I’ve Been Blessed with a Family, Many of Whom Are My Friends

My cousin Christy is getting married this weekend. I am here in the midst of a 500 person wedding (modest by Indian standards) in a sea of people filled with conversation and laughter and music and dancing and eating and drinking, some of them family, some of them friends, some merely strangers. Throughout the weekend, I’ve been moving from one family member to another soaking in as much time as I can with each, keeping each and every moment a memory to be cherished and revisited at another time.

I’ve been blessed with family, many of whom are my friends.

It only seems like yesterday that Christy was born. Her parents are less than fifteen years older than I am. And I am a little more than fifteen years older than she is. I literally sit at the middle of their lives. And I remember holding her in my arms as she ate and (mostly) slept when my family visited after she was born. I remember when she was a little older, throwing her up in the air and catching her, as she giggled her way through the moment. I remember when she was in middle school and she asked my brother for help with her math homework to which he responded that she’d never ever have to use math in her life. (She picked the wrong brother for help on that particular day.) I remember when she was studying accounting in college in New York and we’d have nice, long conversations. I remember when she graduated and worked for JP Morgan, now an adult. I remember whenever I visited, that she’d be there as often as she could. And I remember when she visited me in the Bay Area last year, rocking out to Whitesnake’s “Here I Go Again” after an amazing hike on Mount Tam.

I am the second oldest on my dad’s side of the family and I am the oldest on my mom’s side. And I’ve been given the gift of excellent longterm memory. (My short-term is something I don’t remember very much.) And I’ve been blessed with the gift of being able to attend the weddings of every single one of my family members (of this generation) in the States. I’ve been given the gift of watching them grow, from babies to adulthood.

I remember a great many things not only about my cousin Christy, but also of my brothers and my sister and so many of my cousins from when they were little to the adults they are now, some of whom have kids themselves, the next generation less in want than the prior because of our parents’ love and sacrifice. I remember when they were all born, beautiful babies, when they were cute little kids, when they were awkward middle-schoolers, when they were defiant teenagers, when they were fun college kids, when they were responsible new adults, when they met their significant others, when they became parents.

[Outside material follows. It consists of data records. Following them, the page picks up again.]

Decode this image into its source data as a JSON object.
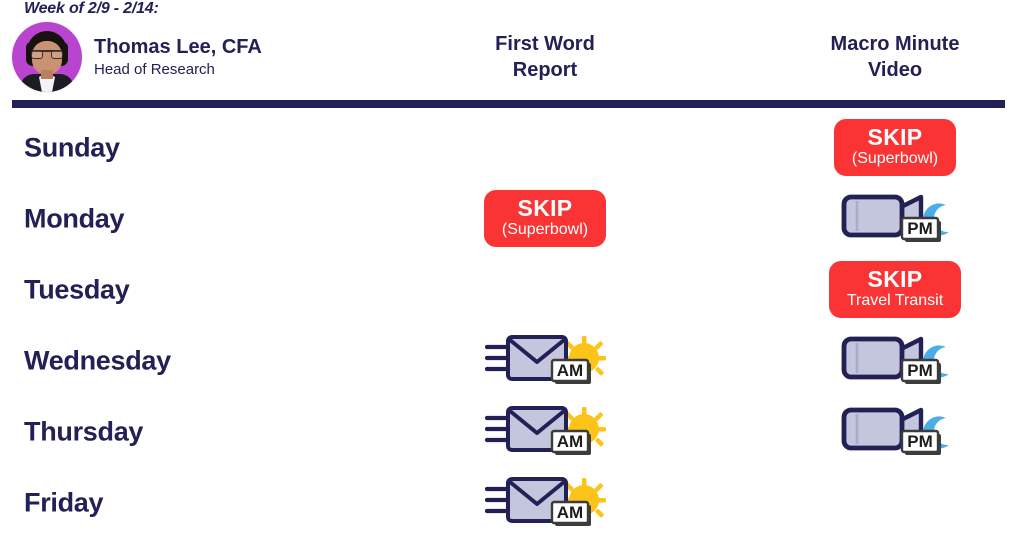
{
  "week_label": "Week of 2/9 - 2/14:",
  "analyst": {
    "name": "Thomas Lee, CFA",
    "role": "Head of Research",
    "avatar_icon": "analyst-avatar-photo"
  },
  "columns": [
    {
      "id": "first-word-report",
      "line1": "First Word",
      "line2": "Report"
    },
    {
      "id": "macro-minute-video",
      "line1": "Macro Minute",
      "line2": "Video"
    }
  ],
  "colors": {
    "navy": "#232056",
    "skip_red": "#fa3434",
    "avatar_bg": "#b944cf",
    "sun_yellow": "#fcc419",
    "moon_blue": "#4aadea",
    "icon_fill": "#c3c6dc"
  },
  "rows": [
    {
      "day": "Sunday",
      "first_word": {
        "type": "none"
      },
      "macro_minute": {
        "type": "skip",
        "main": "SKIP",
        "sub": "(Superbowl)"
      }
    },
    {
      "day": "Monday",
      "first_word": {
        "type": "skip",
        "main": "SKIP",
        "sub": "(Superbowl)"
      },
      "macro_minute": {
        "type": "video",
        "badge": "PM",
        "icon": "video-camera-moon-icon"
      }
    },
    {
      "day": "Tuesday",
      "first_word": {
        "type": "none"
      },
      "macro_minute": {
        "type": "skip",
        "main": "SKIP",
        "sub": "Travel Transit"
      }
    },
    {
      "day": "Wednesday",
      "first_word": {
        "type": "email",
        "badge": "AM",
        "icon": "email-envelope-sun-icon"
      },
      "macro_minute": {
        "type": "video",
        "badge": "PM",
        "icon": "video-camera-moon-icon"
      }
    },
    {
      "day": "Thursday",
      "first_word": {
        "type": "email",
        "badge": "AM",
        "icon": "email-envelope-sun-icon"
      },
      "macro_minute": {
        "type": "video",
        "badge": "PM",
        "icon": "video-camera-moon-icon"
      }
    },
    {
      "day": "Friday",
      "first_word": {
        "type": "email",
        "badge": "AM",
        "icon": "email-envelope-sun-icon"
      },
      "macro_minute": {
        "type": "none"
      }
    }
  ]
}
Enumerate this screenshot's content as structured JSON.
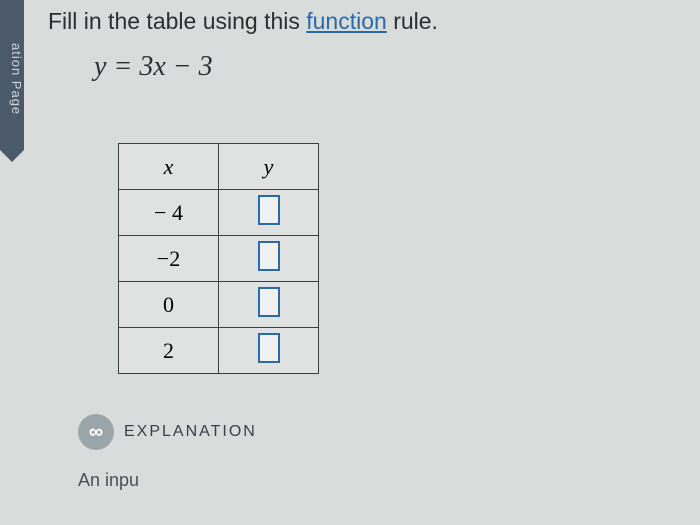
{
  "side_tab": "ation Page",
  "instruction": {
    "pre": "Fill in the table using this ",
    "link": "function",
    "post": " rule."
  },
  "equation": "y = 3x − 3",
  "table": {
    "headers": {
      "x": "x",
      "y": "y"
    },
    "rows": [
      {
        "x": "− 4",
        "y": ""
      },
      {
        "x": "−2",
        "y": ""
      },
      {
        "x": "0",
        "y": ""
      },
      {
        "x": "2",
        "y": ""
      }
    ]
  },
  "explanation": {
    "icon": "∞",
    "label": "EXPLANATION"
  },
  "cutoff_text": "An inpu"
}
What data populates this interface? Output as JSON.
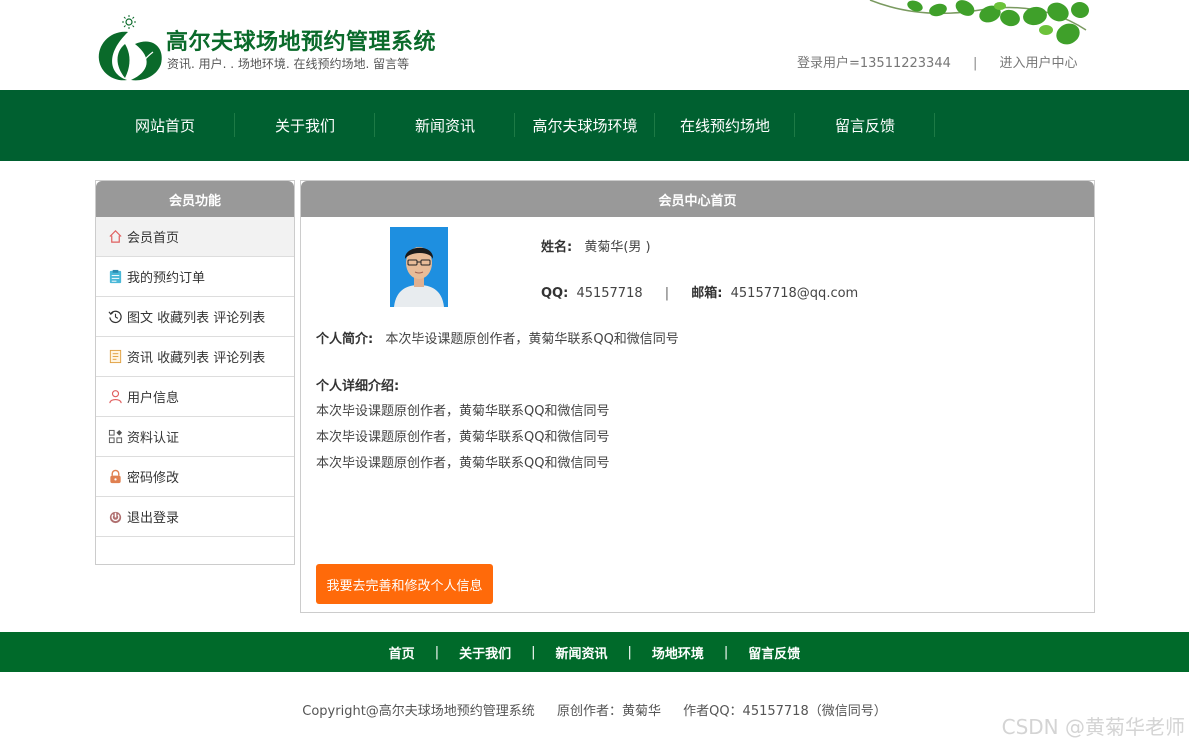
{
  "header": {
    "site_title": "高尔夫球场地预约管理系统",
    "site_subtitle": "资讯. 用户. . 场地环境. 在线预约场地. 留言等",
    "login_user": "登录用户=13511223344",
    "separator": "|",
    "user_center_link": "进入用户中心"
  },
  "nav": {
    "items": [
      {
        "label": "网站首页"
      },
      {
        "label": "关于我们"
      },
      {
        "label": "新闻资讯"
      },
      {
        "label": "高尔夫球场环境"
      },
      {
        "label": "在线预约场地"
      },
      {
        "label": "留言反馈"
      }
    ]
  },
  "sidebar": {
    "title": "会员功能",
    "items": [
      {
        "label": "会员首页",
        "icon": "home-icon"
      },
      {
        "label": "我的预约订单",
        "icon": "clipboard-icon"
      },
      {
        "label": "图文 收藏列表 评论列表",
        "icon": "history-icon"
      },
      {
        "label": "资讯 收藏列表 评论列表",
        "icon": "document-icon"
      },
      {
        "label": "用户信息",
        "icon": "user-icon"
      },
      {
        "label": "资料认证",
        "icon": "grid-icon"
      },
      {
        "label": "密码修改",
        "icon": "lock-icon"
      },
      {
        "label": "退出登录",
        "icon": "power-icon"
      }
    ]
  },
  "main": {
    "title": "会员中心首页",
    "name_label": "姓名:",
    "name_value": "黄菊华(男 )",
    "qq_label": "QQ:",
    "qq_value": "45157718",
    "pipe": "|",
    "email_label": "邮箱:",
    "email_value": "45157718@qq.com",
    "intro_label": "个人简介:",
    "intro_value": "本次毕设课题原创作者，黄菊华联系QQ和微信同号",
    "detail_title": "个人详细介绍:",
    "detail_lines": [
      "本次毕设课题原创作者，黄菊华联系QQ和微信同号",
      "本次毕设课题原创作者，黄菊华联系QQ和微信同号",
      "本次毕设课题原创作者，黄菊华联系QQ和微信同号"
    ],
    "edit_button": "我要去完善和修改个人信息"
  },
  "footer": {
    "links": [
      "首页",
      "关于我们",
      "新闻资讯",
      "场地环境",
      "留言反馈"
    ],
    "separator": "|",
    "copyright": "Copyright@高尔夫球场地预约管理系统",
    "author": "原创作者：黄菊华",
    "author_qq": "作者QQ：45157718（微信同号）"
  },
  "watermark": "CSDN @黄菊华老师",
  "colors": {
    "brand_green": "#006030",
    "panel_header": "#999999",
    "button_orange": "#ff6a0a"
  }
}
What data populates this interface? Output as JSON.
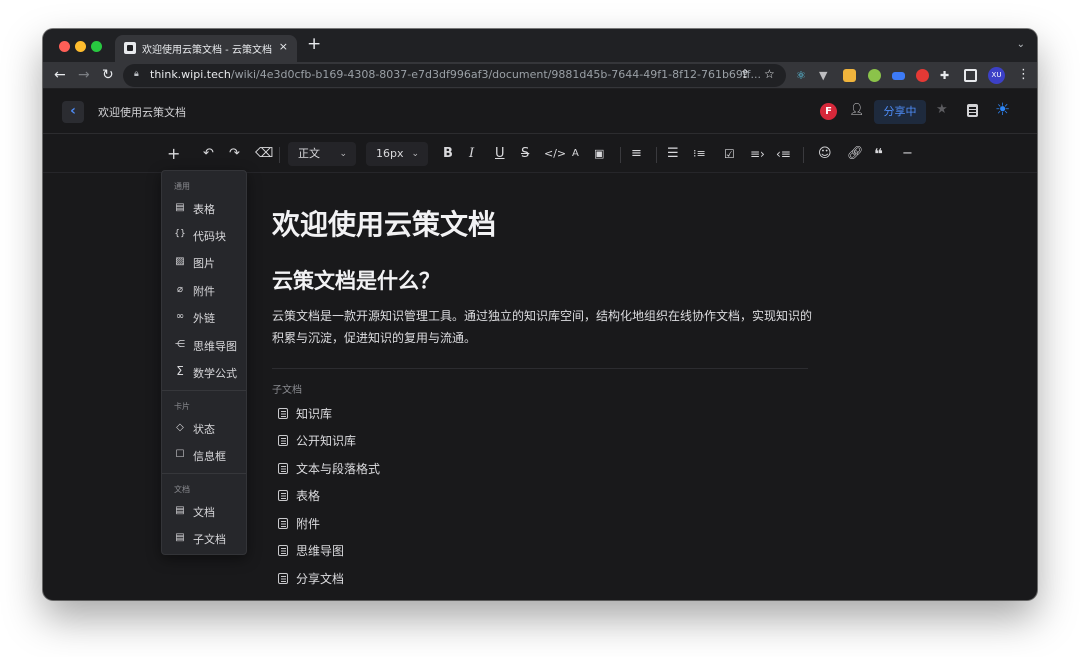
{
  "browser": {
    "tab_title": "欢迎使用云策文档 - 云策文档",
    "tab_close": "×",
    "new_tab": "+",
    "url_host": "think.wipi.tech",
    "url_path": "/wiki/4e3d0cfb-b169-4308-8037-e7d3df996af3/document/9881d45b-7644-49f1-8f12-761b69ff...",
    "profile_initials": "XU"
  },
  "header": {
    "back": "‹",
    "doc_title": "欢迎使用云策文档",
    "avatar_initial": "F",
    "share_label": "分享中"
  },
  "toolbar": {
    "paragraph_select": "正文",
    "font_size_select": "16px"
  },
  "insert_menu": {
    "groups": [
      {
        "label": "通用",
        "items": [
          {
            "label": "表格",
            "icon": "table-icon"
          },
          {
            "label": "代码块",
            "icon": "code-block-icon"
          },
          {
            "label": "图片",
            "icon": "image-icon"
          },
          {
            "label": "附件",
            "icon": "attachment-icon"
          },
          {
            "label": "外链",
            "icon": "link-icon"
          },
          {
            "label": "思维导图",
            "icon": "mindmap-icon"
          },
          {
            "label": "数学公式",
            "icon": "sigma-icon"
          }
        ]
      },
      {
        "label": "卡片",
        "items": [
          {
            "label": "状态",
            "icon": "tag-icon"
          },
          {
            "label": "信息框",
            "icon": "callout-icon"
          }
        ]
      },
      {
        "label": "文档",
        "items": [
          {
            "label": "文档",
            "icon": "document-icon"
          },
          {
            "label": "子文档",
            "icon": "child-document-icon"
          }
        ]
      }
    ]
  },
  "document": {
    "title": "欢迎使用云策文档",
    "heading": "云策文档是什么？",
    "paragraph": "云策文档是一款开源知识管理工具。通过独立的知识库空间，结构化地组织在线协作文档，实现知识的积累与沉淀，促进知识的复用与流通。",
    "subdocs_label": "子文档",
    "subdocs": [
      "知识库",
      "公开知识库",
      "文本与段落格式",
      "表格",
      "附件",
      "思维导图",
      "分享文档"
    ]
  }
}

I remember when they were happy, when they were sad, when they were confused, when they were angry. I remember they’ve been there for me when I needed them; and I remember I’ve tried to be there for them when they’ve needed me. I cannot help but smile and fill my heart with such happiness to see them happy. And realize that’s what I really want in life – to see the people I love happy.

I’ve been blessed with family, many of whom are my friends.

While my brothers and sister and cousins do occupy much of my thoughts at these gatherings, it’s really my parents and my uncles and aunties that I think of even more. One of my favourite moments of the weekend was driving with my mom to pick up the babysitter for my niece and nephew. A close friend of mine texted me yesterday after I landed back in San Francisco whether I’d seen the Aziz Ansari Netflix original series “Master of None”, more specifically the second episode entitled “Parents”. Both of us are first generation immigrants, and the show captures the “immigrant narrative” while being really funny. Anyways, that episode really got to me, both poignant and hilarious. I thought of that episode and Jhumpa Luhari’s book “The Namesake” which also narrates the life of an Indian immigrant creating a new life in the States, starting a family.

I thought back to my thoughts during Christy’s wedding and I specifically honed in on the generation before mine. While I know some of their journeys (cos I’ve asked and they’ve been kind enough to share), and I remember some of it from my early childhood, I will never truly know what it was like to be in a foreign land not knowing anyone, not knowing anything, literally figuring out everything on the fly without any help of any kind. The struggles they had in getting to this country, let alone the struggles they had once they got here. The sacrifices they made in raising all of us, trying to keep our Indian traditions intact while trying to assimilate to the American culture. Without even realizing it, cos they were too busy living life and raising children, this new strange land became their home. Our home. Much of our happiness is a direct result of everything they risked. It’s truly magical what our parents accomplished, heroes in every single way, far from perfect, but perfectly heroic. All of these thoughts dominated my mind during the entire reception. I looked at my folks, and my uncles and aunties, and this overpowering feeling of love came over me. Love for them.

My only outward expression of all the thoughts racing through my mind was towards the end of the night, when I spied my dad alone. I walked over and just rested my hand on his shoulder, though I didn’t tell him of these things that I thought of. He may have been deep in his own thoughts at that moment. He wanted a picture with him and my sister; and so I took it. It’s one of my favourite pictures of the night.

I’ve had many epic and magical moments. Days and nights. Weeks and weekends. Months and years. After every single one of those epic and magical moments, I get very sad. I used to be afraid of that sadness, cos the loss of those moments was not something I could handle back then. I now instead embrace that sadness, cos it only serves to remind me how truly magnificent those moments are, and the relationships I have with the ones I shared those moments with.

I’ve been blessed with family, many of whom are my friends.